Après avoir eu l’occasion de s’entretenir en personne avec la ministre fédérale de l’Agriculture et de l’Agroalimentaire Marie-Claude Bibeau, la Coopérative pour l’agriculture de proximité écologique (CAPÉ), la Coop Agrobio et Vigilance OGM ont toujours une vision aux antipodes de celle du gouvernement concernant la nécessité de réglementer les semences modifiées par la technologie de l’édition génomique. Même que tous ne s’entendent pas sur les engagements pris par la ministre lors de cette rencontre d’une trentaine de minutes.


Puisque la nouvelle mise à jour de l’Agence canadienne d’inspection des aliments (ACIA) établit que les nouvelles semences issues de l’édition génomique seront traitées comme des semences conventionnelles et non pas contrôlées aussi strictement que les semences OGM (organismes génétiquement modifiés), les producteurs biologiques craignent de se retrouver avec des semences génétiquement modifiées ou des cultures contaminées sans le savoir, ce qui mettrait à risque leur certification biologique.

L’édition génomique, utilisée dans divers domaines scientifiques, consiste à modifier l’ADN à l’aide de « ciseaux moléculaires », des enzymes de restriction qui ont comme fonction de couper les acides nucléiques en plus petits fragments. Dans la majorité des cas, on peut ainsi modifier l’ADN de plantes sans ajouter de gènes étrangers, contrairement à la méthode de création des OGM « traditionnels ».
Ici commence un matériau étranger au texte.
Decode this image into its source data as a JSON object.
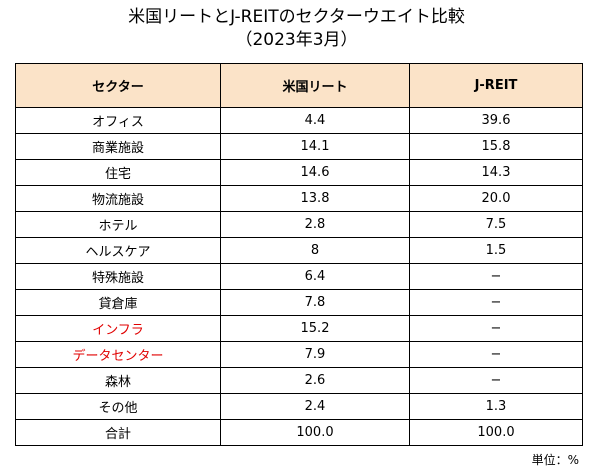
{
  "title": "米国リートとJ-REITのセクターウエイト比較",
  "subtitle": "（2023年3月）",
  "table": {
    "headers": [
      "セクター",
      "米国リート",
      "J-REIT"
    ],
    "rows": [
      {
        "sector": "オフィス",
        "us_reit": "4.4",
        "j_reit": "39.6",
        "highlight": false
      },
      {
        "sector": "商業施設",
        "us_reit": "14.1",
        "j_reit": "15.8",
        "highlight": false
      },
      {
        "sector": "住宅",
        "us_reit": "14.6",
        "j_reit": "14.3",
        "highlight": false
      },
      {
        "sector": "物流施設",
        "us_reit": "13.8",
        "j_reit": "20.0",
        "highlight": false
      },
      {
        "sector": "ホテル",
        "us_reit": "2.8",
        "j_reit": "7.5",
        "highlight": false
      },
      {
        "sector": "ヘルスケア",
        "us_reit": "8",
        "j_reit": "1.5",
        "highlight": false
      },
      {
        "sector": "特殊施設",
        "us_reit": "6.4",
        "j_reit": "−",
        "highlight": false
      },
      {
        "sector": "貸倉庫",
        "us_reit": "7.8",
        "j_reit": "−",
        "highlight": false
      },
      {
        "sector": "インフラ",
        "us_reit": "15.2",
        "j_reit": "−",
        "highlight": true
      },
      {
        "sector": "データセンター",
        "us_reit": "7.9",
        "j_reit": "−",
        "highlight": true
      },
      {
        "sector": "森林",
        "us_reit": "2.6",
        "j_reit": "−",
        "highlight": false
      },
      {
        "sector": "その他",
        "us_reit": "2.4",
        "j_reit": "1.3",
        "highlight": false
      },
      {
        "sector": "合計",
        "us_reit": "100.0",
        "j_reit": "100.0",
        "highlight": false
      }
    ]
  },
  "unit_note": "単位：%",
  "colors": {
    "header_background": "#fbe3c8",
    "highlight_text": "#e00000",
    "border": "#000000"
  }
}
Le Canada a emboité le pas notamment aux États-Unis, qui ont déjà décidé de ne pas considérer les produits modifiés par édition génomique comme des OGM.

Les producteurs biologiques utilisent régulièrement de semences conventionnelles pour des questions de coûts et d’accessibilité, mais s’appuient actuellement sur les vérifications de l’ACIA pour s’assurer que leurs intrants sont exempts d’OGM, étant donné que toute modification génétique est interdite dans l’industrie biologique. « Il y n’y a pas de possibilité de traçabilité, explique également Marianne Bergeron, responsable du développement semences et recherches pour la coopérative Agrobio, rassemblant plus de 140 producteurs au Québec et en Ontario. Si en ce moment je veux faire tester les semences que j’achète, je ne peux pas détecter s’il y a eu de l’édition génomique, la technologie n’existe pas. »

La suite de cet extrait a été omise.